Is any unmanned spacecraft a robotic probe? You might think so, given the tasks the hardware has to perform to accomplish a given scientific mission, but a more precise definition came out of the European Space Agency’s ASTRA 2004 workshop, held in the Netherlands early in November. Says Gianfranco Visentin, head of ESA’s Automation and Robotics Section, a space robot is “…a system having mobility and the ability to manipulate objects plus the flexibility to perform any combination of these tasks autonomously or by remote control.”

And according to this ESA press release, spacecraft robotics should be able to achieve the following:

  • withstand a launch
  • operate under difficult environmental conditions often in remote locations
  • weigh as little as possible as any mass is expensive to launch
  • use little power and have a long operational life
  • operate autonomously
  • be extremely reliable
  • We’re gaining a lot of experience with robots through the use of machines like NASA’s Mars rovers Spirit and Opportunity, which continue to set records for longevity and scientific discovery on the Red Planet. ESA’s own Aramies/Scorpion robot is an eight-legged rover that may go NASA one better, by providing a range of motion that can help it operate in extremely rugged terrain.

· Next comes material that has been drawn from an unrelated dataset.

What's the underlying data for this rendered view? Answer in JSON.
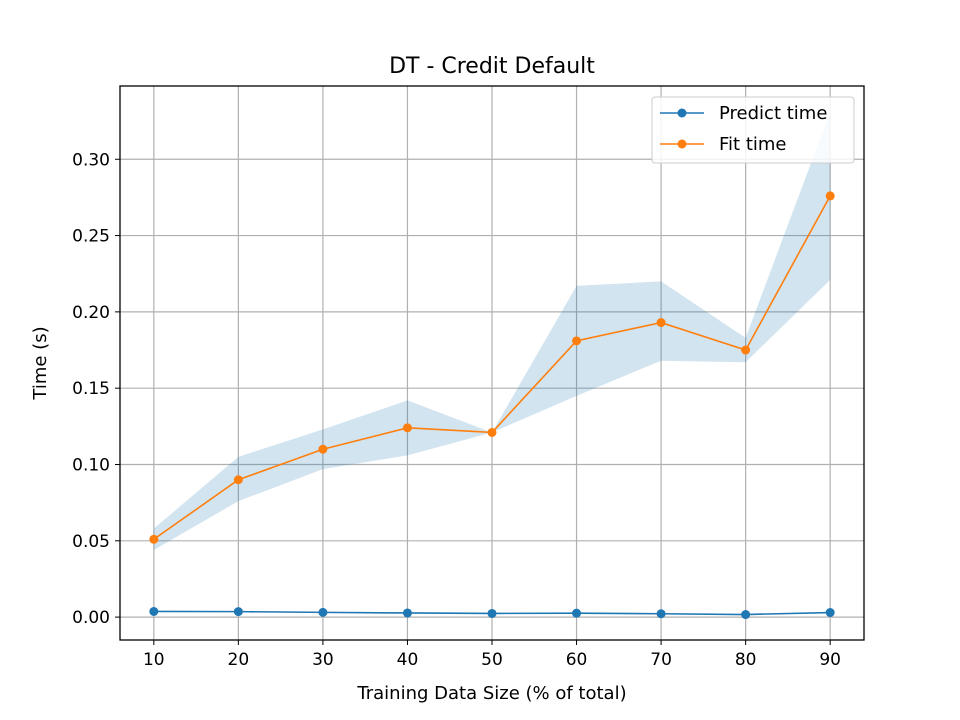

    ESA rover at workBut the problems faced by all space robotics are amplified hugely when we start talking about the long time frames demanded of interstellar missions. Even a forty-year journey to the Oort Cloud, which is about as far as we can reasonably extrapolate a mission we could design in the near future, would involve issues like radiation, which can cause errant behavior in electronic systems, even those specifically hardened for the environment. Thermal conditions test the mettle of any spacecraft, and communications delays make increasing autonomy essential. A probe in orbit around Centauri A would face an 8.6 year round-trip communications delay; autonomy thus becomes the sine qua non of any true interstellar attempt.

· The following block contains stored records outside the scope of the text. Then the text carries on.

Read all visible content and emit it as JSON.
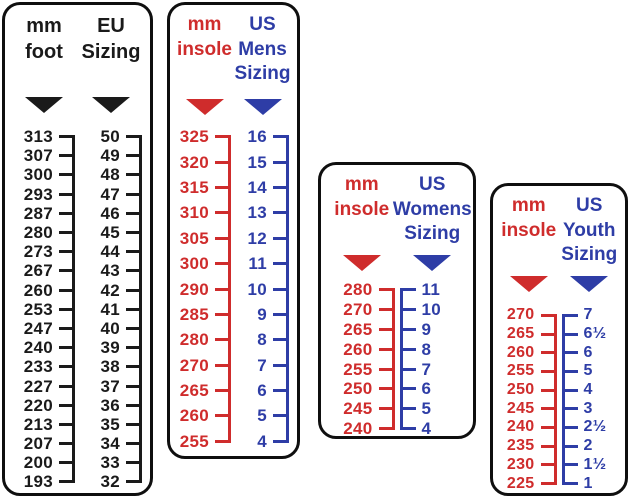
{
  "colors": {
    "black": "#1a1a1a",
    "red": "#cf2c2c",
    "blue": "#2e3da6",
    "panel_border": "#0f0f0f",
    "background": "#ffffff"
  },
  "chart_data": [
    {
      "type": "table",
      "title": "mm foot to EU Sizing conversion",
      "columns": [
        {
          "label_lines": [
            "mm",
            "foot"
          ],
          "color": "#1a1a1a",
          "bracket": "right",
          "values": [
            "313",
            "307",
            "300",
            "293",
            "287",
            "280",
            "273",
            "267",
            "260",
            "253",
            "247",
            "240",
            "233",
            "227",
            "220",
            "213",
            "207",
            "200",
            "193"
          ]
        },
        {
          "label_lines": [
            "EU",
            "Sizing"
          ],
          "color": "#1a1a1a",
          "bracket": "right",
          "values": [
            "50",
            "49",
            "48",
            "47",
            "46",
            "45",
            "44",
            "43",
            "42",
            "41",
            "40",
            "39",
            "38",
            "37",
            "36",
            "35",
            "34",
            "33",
            "32"
          ]
        }
      ]
    },
    {
      "type": "table",
      "title": "mm insole to US Mens Sizing conversion",
      "columns": [
        {
          "label_lines": [
            "mm",
            "insole"
          ],
          "color": "#cf2c2c",
          "bracket": "right",
          "values": [
            "325",
            "320",
            "315",
            "310",
            "305",
            "300",
            "290",
            "285",
            "280",
            "270",
            "265",
            "260",
            "255"
          ]
        },
        {
          "label_lines": [
            "US",
            "Mens",
            "Sizing"
          ],
          "color": "#2e3da6",
          "bracket": "right",
          "values": [
            "16",
            "15",
            "14",
            "13",
            "12",
            "11",
            "10",
            "9",
            "8",
            "7",
            "6",
            "5",
            "4"
          ]
        }
      ]
    },
    {
      "type": "table",
      "title": "mm insole to US Womens Sizing conversion",
      "columns": [
        {
          "label_lines": [
            "mm",
            "insole"
          ],
          "color": "#cf2c2c",
          "bracket": "right",
          "values": [
            "280",
            "270",
            "265",
            "260",
            "255",
            "250",
            "245",
            "240"
          ]
        },
        {
          "label_lines": [
            "US",
            "Womens",
            "Sizing"
          ],
          "color": "#2e3da6",
          "bracket": "left",
          "values": [
            "11",
            "10",
            "9",
            "8",
            "7",
            "6",
            "5",
            "4"
          ]
        }
      ]
    },
    {
      "type": "table",
      "title": "mm insole to US Youth Sizing conversion",
      "columns": [
        {
          "label_lines": [
            "mm",
            "insole"
          ],
          "color": "#cf2c2c",
          "bracket": "right",
          "values": [
            "270",
            "265",
            "260",
            "255",
            "250",
            "245",
            "240",
            "235",
            "230",
            "225"
          ]
        },
        {
          "label_lines": [
            "US",
            "Youth",
            "Sizing"
          ],
          "color": "#2e3da6",
          "bracket": "left",
          "values": [
            "7",
            "6½",
            "6",
            "5",
            "4",
            "3",
            "2½",
            "2",
            "1½",
            "1"
          ]
        }
      ]
    }
  ]
}
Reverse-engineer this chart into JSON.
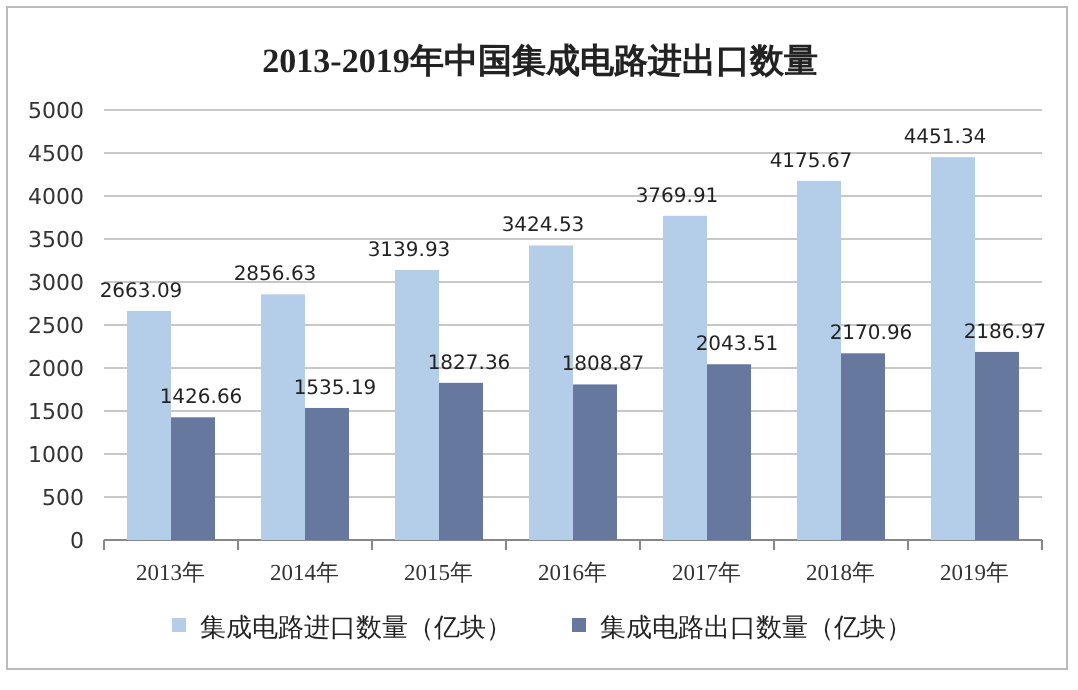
{
  "chart_data": {
    "type": "bar",
    "title": "2013-2019年中国集成电路进出口数量",
    "categories": [
      "2013年",
      "2014年",
      "2015年",
      "2016年",
      "2017年",
      "2018年",
      "2019年"
    ],
    "series": [
      {
        "name": "集成电路进口数量（亿块）",
        "color": "#b4cde9",
        "values": [
          2663.09,
          2856.63,
          3139.93,
          3424.53,
          3769.91,
          4175.67,
          4451.34
        ]
      },
      {
        "name": "集成电路出口数量（亿块）",
        "color": "#67789f",
        "values": [
          1426.66,
          1535.19,
          1827.36,
          1808.87,
          2043.51,
          2170.96,
          2186.97
        ]
      }
    ],
    "ylim": [
      0,
      5000
    ],
    "yticks": [
      0,
      500,
      1000,
      1500,
      2000,
      2500,
      3000,
      3500,
      4000,
      4500,
      5000
    ],
    "grid": "y",
    "legend": "bottom",
    "data_labels": true
  }
}
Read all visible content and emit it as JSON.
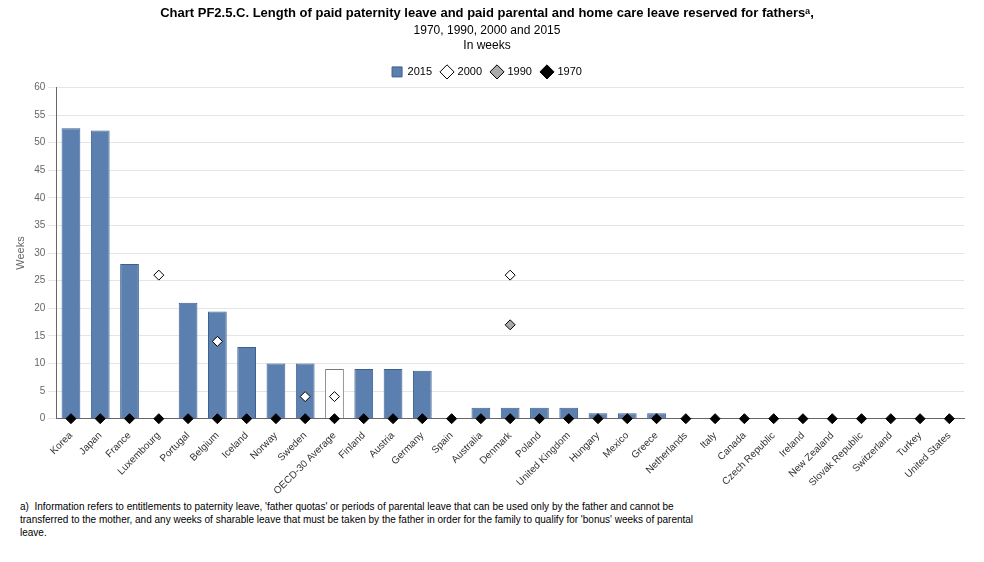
{
  "chart_data": {
    "type": "bar",
    "title": "Chart PF2.5.C. Length of paid paternity leave and paid parental and home care leave reserved for fathersᵃ,",
    "subtitle": [
      "1970, 1990, 2000 and 2015",
      "In weeks"
    ],
    "ylabel": "Weeks",
    "annotations": [
      "a)  Information refers to entitlements to paternity leave, 'father quotas' or periods of parental leave that can be used only by the father and cannot be\ntransferred to the mother, and any weeks of sharable leave that must be taken by the father in order for the family to qualify for 'bonus' weeks of parental\nleave."
    ],
    "categories": [
      "Korea",
      "Japan",
      "France",
      "Luxembourg",
      "Portugal",
      "Belgium",
      "Iceland",
      "Norway",
      "Sweden",
      "OECD-30 Average",
      "Finland",
      "Austria",
      "Germany",
      "Spain",
      "Australia",
      "Denmark",
      "Poland",
      "United Kingdom",
      "Hungary",
      "Mexico",
      "Greece",
      "Netherlands",
      "Italy",
      "Canada",
      "Czech Republic",
      "Ireland",
      "New Zealand",
      "Slovak Republic",
      "Switzerland",
      "Turkey",
      "United States"
    ],
    "series": [
      {
        "name": "2015",
        "type": "bar",
        "color": "#5b7faf",
        "colors": [
          "#5b7faf",
          "#5b7faf",
          "#5b7faf",
          "#5b7faf",
          "#5b7faf",
          "#5b7faf",
          "#5b7faf",
          "#5b7faf",
          "#5b7faf",
          "#ffffff",
          "#5b7faf",
          "#5b7faf",
          "#5b7faf",
          "#5b7faf",
          "#5b7faf",
          "#5b7faf",
          "#5b7faf",
          "#5b7faf",
          "#5b7faf",
          "#5b7faf",
          "#5b7faf",
          "#5b7faf",
          "#5b7faf",
          "#5b7faf",
          "#5b7faf",
          "#5b7faf",
          "#5b7faf",
          "#5b7faf",
          "#5b7faf",
          "#5b7faf",
          "#5b7faf"
        ],
        "values": [
          52.6,
          52.2,
          28.0,
          0,
          21.0,
          19.4,
          13.0,
          10.0,
          10.0,
          9.0,
          9.0,
          9.0,
          8.7,
          0,
          2.0,
          2.0,
          2.0,
          2.0,
          1.0,
          1.0,
          1.0,
          0,
          0,
          0,
          0,
          0,
          0,
          0,
          0,
          0,
          0
        ]
      },
      {
        "name": "2000",
        "type": "scatter",
        "marker": "diamond",
        "color": "#ffffff",
        "values": [
          null,
          null,
          null,
          26.0,
          null,
          14.0,
          null,
          null,
          4.0,
          4.0,
          null,
          null,
          null,
          null,
          null,
          26.0,
          null,
          null,
          null,
          null,
          null,
          null,
          null,
          null,
          null,
          null,
          null,
          null,
          null,
          null,
          null
        ]
      },
      {
        "name": "1990",
        "type": "scatter",
        "marker": "diamond",
        "color": "#aaaaaa",
        "values": [
          null,
          null,
          null,
          null,
          null,
          null,
          null,
          null,
          null,
          null,
          null,
          null,
          null,
          null,
          null,
          17.0,
          null,
          null,
          null,
          null,
          null,
          null,
          null,
          null,
          null,
          null,
          null,
          null,
          null,
          null,
          null
        ]
      },
      {
        "name": "1970",
        "type": "scatter",
        "marker": "diamond",
        "color": "#000000",
        "values": [
          0,
          0,
          0,
          0,
          0,
          0,
          0,
          0,
          0,
          0,
          0,
          0,
          0,
          0,
          0,
          0,
          0,
          0,
          0,
          0,
          0,
          0,
          0,
          0,
          0,
          0,
          0,
          0,
          0,
          0,
          0
        ]
      }
    ],
    "ylim": [
      0,
      60
    ],
    "yticks": [
      0,
      5,
      10,
      15,
      20,
      25,
      30,
      35,
      40,
      45,
      50,
      55,
      60
    ],
    "grid": true,
    "legend": "top"
  }
}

    Image: The Aramies/Scorpion robot is being developed for ESA by the University of Bremen. Credit: University of Bremen

    “We are continuing,” says Visentin, “to do research into new types of robots which can cope with the special conditions in space, go where humans cannot and help astronauts manage the huge amount of work on the International Space Station.” All of which needs to be supplemented in the area of long-life electronics, redundancy, radiation hardening and artificial intelligence, a huge wish list that, just as much as the propulsion conundrum, could make interstellar robotic probes the driver for advances across the technological spectrum.